French and EU leaders called France’s 55 percent “no” vote on the new EU constitution an unholy alliance of the left and right. Indeed, the extreme right did oppose the charter. But so did 70 percent of farmers and 55 percent of people ages 18 to 25. And workers voted against it overwhelmingly.

Dutch opposition was even higher, 62 percent. For the BBC World News, Michiel van Hulten of the Better Europe foundation identified the reasons: "The message from France and the Netherlands is that they are unhappy with the way Europe is being built. People are unhappy with the fact that Europe is a project of the elite, not the ordinary people.”

Great Britain quickly shelved its own EU referendum following the French and Dutch votes.

Do you wonder what would happen if the United States had the courage to chance a popular vote on the North American Free Trade Agreement, the General Agreement on Tariffs and Trade or now the Central American Free Trade Agreement?

Our leaders, both Republican and Democratic, push all these pacts. They talk of modernization and removing archaic trade barriers. They have an almost religious faith that this kind of free-market economics floats all boats, that there is unlimited potential for wealth creation, and that world trade, if freed from regulation, will somehow overcome the problem of finite natural resources.

Truth is, these deals painted as win-win are big wins for a few, small wins for a few more and big losses for many people, rural communities and to the natural resource base on which our wealth is built. They aim to lower the cost of those resources and the cost of labor. They are a way to override conservationist restraint, and to push the environmental and social costs of business onto society and the natural world.

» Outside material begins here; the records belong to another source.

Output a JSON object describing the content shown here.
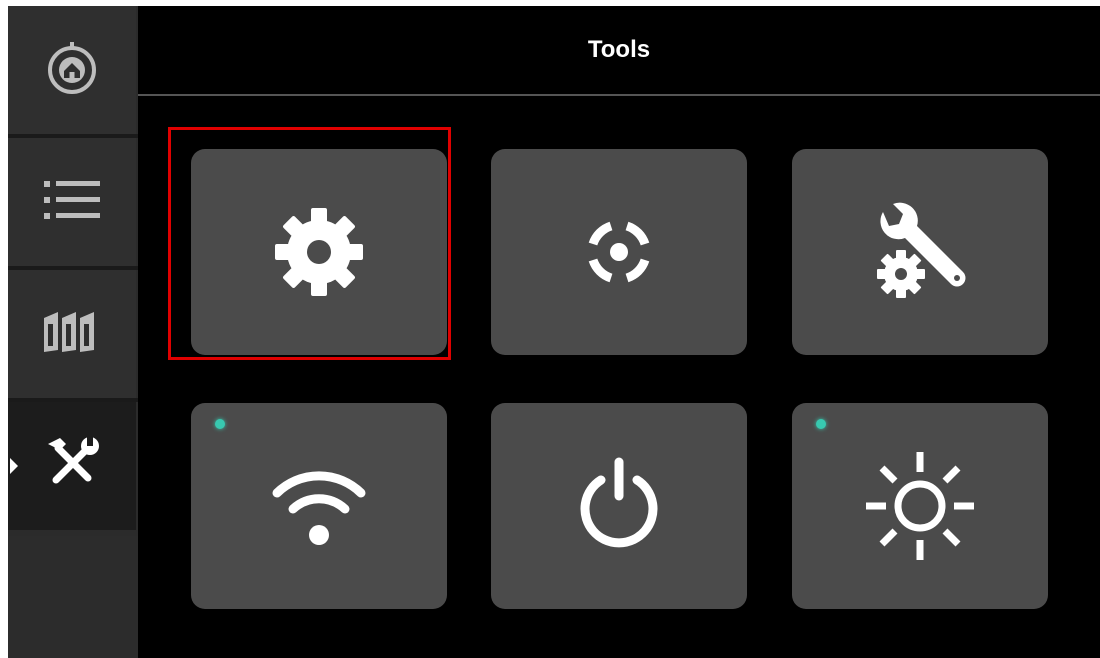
{
  "header": {
    "title": "Tools"
  },
  "sidebar": {
    "items": [
      {
        "name": "home",
        "icon": "home-icon",
        "active": false
      },
      {
        "name": "list",
        "icon": "list-icon",
        "active": false
      },
      {
        "name": "filaments",
        "icon": "filament-spools-icon",
        "active": false
      },
      {
        "name": "tools",
        "icon": "tools-icon",
        "active": true
      }
    ]
  },
  "tiles": [
    {
      "name": "settings",
      "icon": "gear-icon",
      "highlighted": true,
      "status_indicator": false
    },
    {
      "name": "calibration",
      "icon": "target-icon",
      "highlighted": false,
      "status_indicator": false
    },
    {
      "name": "maintenance",
      "icon": "wrench-gear-icon",
      "highlighted": false,
      "status_indicator": false
    },
    {
      "name": "wifi",
      "icon": "wifi-icon",
      "highlighted": false,
      "status_indicator": true
    },
    {
      "name": "power",
      "icon": "power-icon",
      "highlighted": false,
      "status_indicator": false
    },
    {
      "name": "brightness",
      "icon": "brightness-icon",
      "highlighted": false,
      "status_indicator": true
    }
  ],
  "colors": {
    "background": "#000000",
    "sidebar": "#2f2f2f",
    "tile": "#4b4b4b",
    "icon": "#ffffff",
    "status_dot": "#38c9b0",
    "highlight_border": "#e00000"
  }
}
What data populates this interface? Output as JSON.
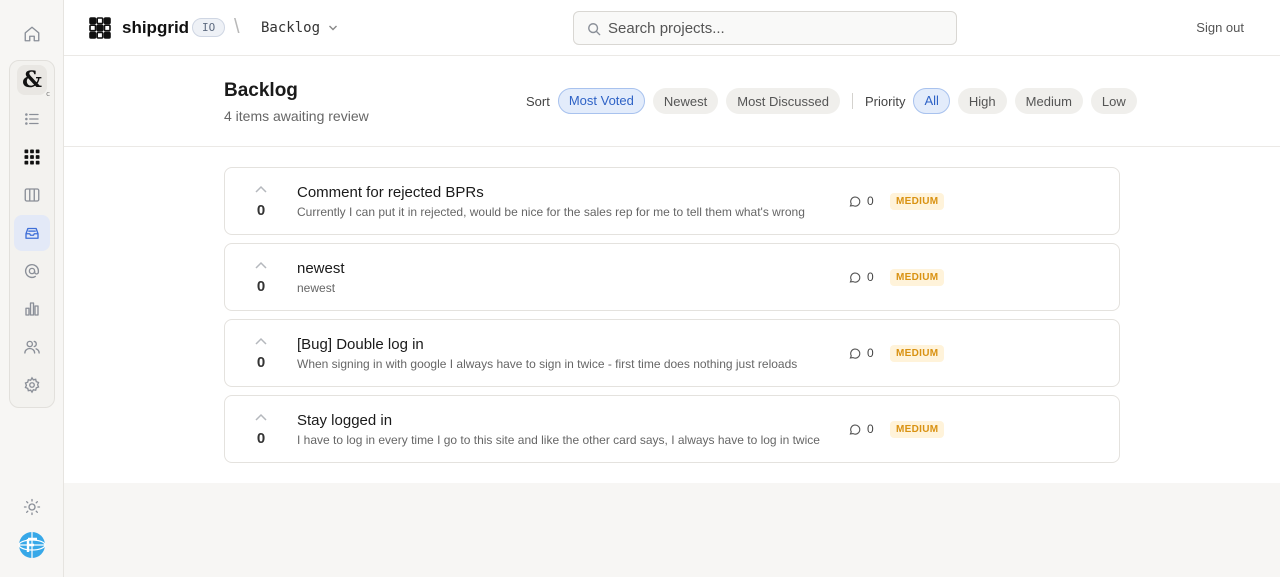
{
  "header": {
    "brand": "shipgrid",
    "badge": "IO",
    "breadcrumb": "Backlog",
    "search_placeholder": "Search projects...",
    "sign_out": "Sign out"
  },
  "page": {
    "title": "Backlog",
    "subtitle": "4 items awaiting review"
  },
  "filters": {
    "sort_label": "Sort",
    "sort_options": [
      "Most Voted",
      "Newest",
      "Most Discussed"
    ],
    "sort_selected": "Most Voted",
    "priority_label": "Priority",
    "priority_options": [
      "All",
      "High",
      "Medium",
      "Low"
    ],
    "priority_selected": "All"
  },
  "items": [
    {
      "votes": "0",
      "title": "Comment for rejected BPRs",
      "description": "Currently I can put it in rejected, would be nice for the sales rep for me to tell them what's wrong",
      "comments": "0",
      "priority": "MEDIUM"
    },
    {
      "votes": "0",
      "title": "newest",
      "description": "newest",
      "comments": "0",
      "priority": "MEDIUM"
    },
    {
      "votes": "0",
      "title": "[Bug] Double log in",
      "description": "When signing in with google I always have to sign in twice - first time does nothing just reloads",
      "comments": "0",
      "priority": "MEDIUM"
    },
    {
      "votes": "0",
      "title": "Stay logged in",
      "description": "I have to log in every time I go to this site and like the other card says, I always have to log in twice",
      "comments": "0",
      "priority": "MEDIUM"
    }
  ],
  "rail": {
    "app_glyph": "&",
    "app_sub": "c",
    "icons": [
      "home-icon",
      "app-avatar",
      "list-icon",
      "grid-icon",
      "columns-icon",
      "inbox-icon",
      "at-icon",
      "chart-icon",
      "users-icon",
      "gear-icon",
      "sun-icon",
      "globe-logo"
    ]
  },
  "colors": {
    "accent": "#3f6fd8",
    "medium_priority_bg": "#fff3da",
    "medium_priority_text": "#d99212"
  }
}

Before the French and Dutch elections, I had hoped the EU, along with India and China, would challenge U.S.-led ordering of the world’s political economy to suit our own elites. Granted, international financial interests are hardly attached to countries anymore. They’re equal opportunity exploiters. Still, I hoped that another big economy -- a united Europe -- and more competition might give a marginally better deal to the farmers, laborers and rural communities of the world.

Middle-class French and Dutch voters saw through this. They understood that the reordering was not based on their interests.

U.S. leaders might take this as a lesson to never allow such a vote on how the world will be structured -- much better to incite a choice of politicians based on their views of gay marriage and what to do about a dying woman. By focusing our political debate on issues like these, our leaders divert voters from matters of greater import, such as the war in Iraq.

There was a referendum of sorts in the Clinton administration’s final days. Agriculture Secretary Dan Glickman let hog producers decide whether to keep the checkoff for hog promotion. The checkoff is a toll on every hog sold and helps fund hog producer associations. Many felt the money was being misused to promote big operations and run family farms out of business. So they voted to discontinue the checkoff, and Glickman obeyed.

But a new agriculture secretary, Ann Veneman, came with the Bush administration and reinstated the checkoff. No discussion. No embarrassment. No sense of right or wrong. No symbolic bow to democracy. Just exercise of power.

I think we need more referendums, and ones that stick. I think voters need a more direct voice. I think our democracy is becoming farcical, skewed by money, lobbyists and a fuzziness that lets politicians hide behind inflammatory issues to get elected, and then screw their constituents. I think we need a change.

Dan Nagengast is a Lawrence, Kan., farmer and executive director of the Kansas Rural Center.